According to the IMF, global economic growth in 2023 will be 0.2 percentage points higher than the October 2022 forecast, and inflation has passed its peak and will this year be 2.2 percentage points lower than the previous one. For the Eurozone, GDP growth of 0.7% is expected, with revisions to previous expectations for a recession in Germany and Italy, where minimal growth is already expected. The BNB's macro forecast also slightly revises Bulgaria's GDP growth expectations – 0.6 percentage points for 2022 and 0.3 points for 2023. But even after that, real growth is expected to slow to 0.4%, with an expected 3.4% in 2022. Apart from the uncertainty of the external environment and the development of the war, a risk to growth is also the possible significant slowdown of public investments financed by European funds and the National Plan for Recovery and Sustainability.
But this optimism is only compared to the catastrophic scenarios that were considered last spring and summer - there is no change in the consensus that economic activity both in the developed economies in general and in Bulgaria will slow down significantly in 2023. Inflation continues to be high, despite retreating from record highs - in the US, the annual change in consumer prices shrank from a peak of 9.1% in June to 6.5% in December, and in the euro area fell from 10.6% in October to 8.5% in January of this year The direct effect is the cooling of real consumption that has already begun due to the reduction in the purchasing power of household incomes.

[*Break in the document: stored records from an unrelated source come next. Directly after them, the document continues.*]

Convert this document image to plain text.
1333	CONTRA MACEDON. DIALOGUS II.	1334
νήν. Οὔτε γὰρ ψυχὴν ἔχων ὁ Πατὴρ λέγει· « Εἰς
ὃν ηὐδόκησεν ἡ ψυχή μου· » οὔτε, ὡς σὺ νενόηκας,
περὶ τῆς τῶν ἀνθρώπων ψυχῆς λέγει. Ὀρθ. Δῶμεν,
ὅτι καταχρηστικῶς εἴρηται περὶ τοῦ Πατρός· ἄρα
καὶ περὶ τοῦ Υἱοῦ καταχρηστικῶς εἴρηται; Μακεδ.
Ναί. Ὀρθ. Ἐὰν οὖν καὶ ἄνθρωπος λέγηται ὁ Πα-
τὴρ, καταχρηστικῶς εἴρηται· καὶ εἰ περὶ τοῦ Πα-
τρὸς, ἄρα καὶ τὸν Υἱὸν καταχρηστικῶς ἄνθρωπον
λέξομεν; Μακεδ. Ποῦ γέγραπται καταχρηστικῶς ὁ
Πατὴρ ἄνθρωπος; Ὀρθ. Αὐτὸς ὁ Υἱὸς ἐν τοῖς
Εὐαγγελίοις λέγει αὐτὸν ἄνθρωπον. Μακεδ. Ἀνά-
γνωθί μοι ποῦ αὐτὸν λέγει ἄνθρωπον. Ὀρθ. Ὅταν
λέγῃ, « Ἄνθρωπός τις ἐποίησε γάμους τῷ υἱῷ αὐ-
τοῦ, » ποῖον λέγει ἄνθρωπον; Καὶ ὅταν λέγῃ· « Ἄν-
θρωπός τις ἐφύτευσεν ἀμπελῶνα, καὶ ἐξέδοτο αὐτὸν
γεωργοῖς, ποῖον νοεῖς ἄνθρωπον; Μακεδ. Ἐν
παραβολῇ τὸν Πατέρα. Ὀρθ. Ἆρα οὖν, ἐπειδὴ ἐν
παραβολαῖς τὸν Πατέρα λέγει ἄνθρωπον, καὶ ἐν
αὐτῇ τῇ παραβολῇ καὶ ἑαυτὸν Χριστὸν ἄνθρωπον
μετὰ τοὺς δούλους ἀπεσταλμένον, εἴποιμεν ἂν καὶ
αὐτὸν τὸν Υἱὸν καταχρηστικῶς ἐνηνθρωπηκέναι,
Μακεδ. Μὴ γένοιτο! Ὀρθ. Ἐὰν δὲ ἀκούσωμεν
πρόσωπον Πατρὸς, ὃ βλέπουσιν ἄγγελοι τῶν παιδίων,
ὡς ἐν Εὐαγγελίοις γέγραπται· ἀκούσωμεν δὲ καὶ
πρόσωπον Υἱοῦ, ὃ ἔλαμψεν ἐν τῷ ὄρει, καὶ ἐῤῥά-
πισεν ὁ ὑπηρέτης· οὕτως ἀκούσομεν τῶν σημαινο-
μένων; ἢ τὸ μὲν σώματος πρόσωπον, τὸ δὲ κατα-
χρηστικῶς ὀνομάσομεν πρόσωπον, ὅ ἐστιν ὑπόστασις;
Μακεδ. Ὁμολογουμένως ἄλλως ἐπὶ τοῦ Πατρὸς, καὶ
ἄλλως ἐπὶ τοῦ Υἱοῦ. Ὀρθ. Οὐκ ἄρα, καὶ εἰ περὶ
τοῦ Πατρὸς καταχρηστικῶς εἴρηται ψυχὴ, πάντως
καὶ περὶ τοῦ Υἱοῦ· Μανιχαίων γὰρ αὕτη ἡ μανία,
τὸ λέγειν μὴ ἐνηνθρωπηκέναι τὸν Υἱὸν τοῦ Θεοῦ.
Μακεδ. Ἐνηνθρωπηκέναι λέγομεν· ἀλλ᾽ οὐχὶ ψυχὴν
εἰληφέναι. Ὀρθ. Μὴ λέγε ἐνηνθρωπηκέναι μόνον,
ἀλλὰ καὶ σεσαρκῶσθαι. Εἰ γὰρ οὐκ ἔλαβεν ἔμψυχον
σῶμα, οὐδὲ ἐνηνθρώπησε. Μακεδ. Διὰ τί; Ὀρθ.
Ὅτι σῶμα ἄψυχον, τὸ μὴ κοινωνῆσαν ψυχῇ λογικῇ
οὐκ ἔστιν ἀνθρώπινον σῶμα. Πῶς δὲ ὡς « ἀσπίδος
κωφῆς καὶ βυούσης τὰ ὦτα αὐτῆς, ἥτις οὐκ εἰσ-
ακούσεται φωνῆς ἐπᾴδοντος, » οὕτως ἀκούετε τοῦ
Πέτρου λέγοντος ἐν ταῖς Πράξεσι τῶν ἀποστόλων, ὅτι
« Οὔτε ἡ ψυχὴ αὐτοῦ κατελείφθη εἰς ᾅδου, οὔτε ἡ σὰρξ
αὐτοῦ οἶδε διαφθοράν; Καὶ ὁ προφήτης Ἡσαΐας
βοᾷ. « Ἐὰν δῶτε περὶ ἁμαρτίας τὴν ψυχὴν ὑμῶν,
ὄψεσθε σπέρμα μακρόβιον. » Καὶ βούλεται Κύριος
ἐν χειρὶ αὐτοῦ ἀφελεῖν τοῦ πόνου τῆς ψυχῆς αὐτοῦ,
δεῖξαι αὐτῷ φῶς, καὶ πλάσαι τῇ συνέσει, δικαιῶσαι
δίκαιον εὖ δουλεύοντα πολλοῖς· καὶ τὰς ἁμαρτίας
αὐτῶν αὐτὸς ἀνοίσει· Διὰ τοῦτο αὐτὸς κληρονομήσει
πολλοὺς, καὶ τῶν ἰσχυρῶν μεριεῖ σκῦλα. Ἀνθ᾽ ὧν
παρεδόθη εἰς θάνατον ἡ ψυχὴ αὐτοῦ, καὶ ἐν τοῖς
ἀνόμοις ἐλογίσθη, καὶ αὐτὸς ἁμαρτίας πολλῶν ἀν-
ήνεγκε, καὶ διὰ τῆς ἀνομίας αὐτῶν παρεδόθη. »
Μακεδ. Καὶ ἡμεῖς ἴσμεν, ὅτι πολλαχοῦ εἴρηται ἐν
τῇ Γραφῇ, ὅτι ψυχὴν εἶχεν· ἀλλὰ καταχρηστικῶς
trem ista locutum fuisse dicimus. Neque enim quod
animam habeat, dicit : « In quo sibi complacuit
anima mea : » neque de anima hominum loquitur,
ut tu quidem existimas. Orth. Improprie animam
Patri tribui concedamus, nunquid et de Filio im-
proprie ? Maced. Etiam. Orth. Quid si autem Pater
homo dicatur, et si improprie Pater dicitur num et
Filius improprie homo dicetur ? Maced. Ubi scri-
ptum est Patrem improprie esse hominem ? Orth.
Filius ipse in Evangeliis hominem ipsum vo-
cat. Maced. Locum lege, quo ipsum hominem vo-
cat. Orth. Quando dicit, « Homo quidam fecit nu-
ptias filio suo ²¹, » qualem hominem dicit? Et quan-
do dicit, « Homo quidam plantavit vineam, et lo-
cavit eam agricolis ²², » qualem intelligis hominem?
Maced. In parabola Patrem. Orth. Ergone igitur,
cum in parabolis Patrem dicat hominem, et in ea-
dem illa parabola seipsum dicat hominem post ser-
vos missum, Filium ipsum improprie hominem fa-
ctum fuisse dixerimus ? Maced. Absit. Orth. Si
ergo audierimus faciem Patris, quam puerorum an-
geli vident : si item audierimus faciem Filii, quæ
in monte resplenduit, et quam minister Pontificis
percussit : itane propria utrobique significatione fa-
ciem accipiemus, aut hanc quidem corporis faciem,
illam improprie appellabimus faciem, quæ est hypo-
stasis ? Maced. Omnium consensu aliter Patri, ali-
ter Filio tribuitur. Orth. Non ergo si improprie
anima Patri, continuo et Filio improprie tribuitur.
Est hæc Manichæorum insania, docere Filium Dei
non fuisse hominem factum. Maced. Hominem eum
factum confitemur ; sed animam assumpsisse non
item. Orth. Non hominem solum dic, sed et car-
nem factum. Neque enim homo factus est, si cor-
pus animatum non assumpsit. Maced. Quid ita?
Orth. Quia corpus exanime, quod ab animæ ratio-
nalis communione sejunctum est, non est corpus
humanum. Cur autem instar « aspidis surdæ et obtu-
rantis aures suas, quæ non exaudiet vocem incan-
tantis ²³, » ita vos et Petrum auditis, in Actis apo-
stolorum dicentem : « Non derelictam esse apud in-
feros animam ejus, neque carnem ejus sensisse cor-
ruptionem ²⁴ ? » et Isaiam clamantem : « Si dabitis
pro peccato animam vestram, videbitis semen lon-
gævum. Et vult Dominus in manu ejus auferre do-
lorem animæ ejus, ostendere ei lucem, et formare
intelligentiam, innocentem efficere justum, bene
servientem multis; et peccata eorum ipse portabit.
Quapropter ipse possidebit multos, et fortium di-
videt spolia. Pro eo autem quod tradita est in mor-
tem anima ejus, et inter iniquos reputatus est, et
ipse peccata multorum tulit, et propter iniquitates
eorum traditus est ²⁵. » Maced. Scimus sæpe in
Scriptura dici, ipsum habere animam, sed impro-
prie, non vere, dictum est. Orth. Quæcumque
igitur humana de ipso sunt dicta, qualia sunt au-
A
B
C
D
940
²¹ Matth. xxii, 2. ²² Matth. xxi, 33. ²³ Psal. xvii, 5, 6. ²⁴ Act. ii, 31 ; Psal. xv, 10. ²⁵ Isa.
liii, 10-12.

More important, however, is the demonstration of determination by the Federal Reserve and the European Central Bank that they will not reverse course to raise interest rates and tighten monetary policy at the first signs of falling inflation.
During the week, both central banks raised key rates – the Fed by 0.25 percentage points and the ECB by 0.50 points. The ECB directly states that a new increase in interest rates by 0.5 points is coming in March. Let's recall that until not so long ago, some analysts and market participants were skeptical of the ECB's ability to maintain such tough actions - whether because of the war in Ukraine and the energy crisis in Europe, or because of fear of the effects on highly indebted countries that would suffer severe increase in the cost of credit. Either way, neither these arguments nor the apparent easing of gas, electricity and other key commodity prices in recent months appear to be changing the direction of interest rate moves so far. Moreover, the Eurozone economy is also reporting record low levels of unemployment, so that potential political pressure to reverse course is non-existent at the moment. In any case, however, the "new normal" of monetary policy - after years of zero and even negative interest rates - will inevitably force a restructuring of investment and consumption in the European economy, forcing a period of much lower growth this year.
How does this affect Bulgaria?
The government felt the sting of change back in the fall when it went to the international capital markets and got a loan at significantly higher interest rates. In January, somewhat surprisingly, the Ministry of Finance issued Eurobonds for 1.5 billion euros with a maturity of 10 years and, with strong interest from investors, achieved an annual yield of 4.78%. This also looks good against other countries in the region – such as Romania and Hungary – but it clearly shows that the "free lunch" of near-zero interest rates on sovereign debt is over.
The question that we have been asking ourselves since last year, but in recent weeks has caused more and more conflicting predictions, is whether and when the interest rates on loans in our country will follow this trend. The latest data as of December show that the increase is carried over to business loans - 1.75 points higher interest rates on new loans in euros worth more than 1 million euros and 0.86 points higher on new loans in BGN compared with December 2021, as well as with consumer loans – a 1.1 point increase compared to the end of 2021. At the same time, we see no change in housing lending. If we are looking for a logical explanation, it is likely that in practice mainly mortgage loans with variable rates are offered, tied to the average interest rates on deposits - this is how banks guarantee their interest margin by being able to pass on a possible future increase in interest rates on deposits to debtors. And the data show that interest rates on household deposits are still practically zero, commented Lachezar Bogdanov.
How long will this remain so and can Bulgaria remain something of an "island" of low mortgage rates, fueling more housing purchases and construction? To the extent that the time lag in the transmission of high interest rates from the Eurozone to the Bulgarian financial system is explainable, expecting such "isolation" to continue indefinitely seems a rather risky bet. The correction of the real estate market may have already begun - the data from the real estate registry show, for example, that in the third and fourth quarters of 2022 there was a decline in registered sales in Sofia compared to the same quarters of 2021. For now, however, the number of contract mortgages in Sofia reports growth, although slightly slowed down in the last quarter of 2022. However, with a more significant change in interest rates, as well as with a tightening of requirements for debtors, a significant reduction in the number of new mortgage loans is possible, and hence - in the total market demand, with all subsequent effects on construction and related production and services.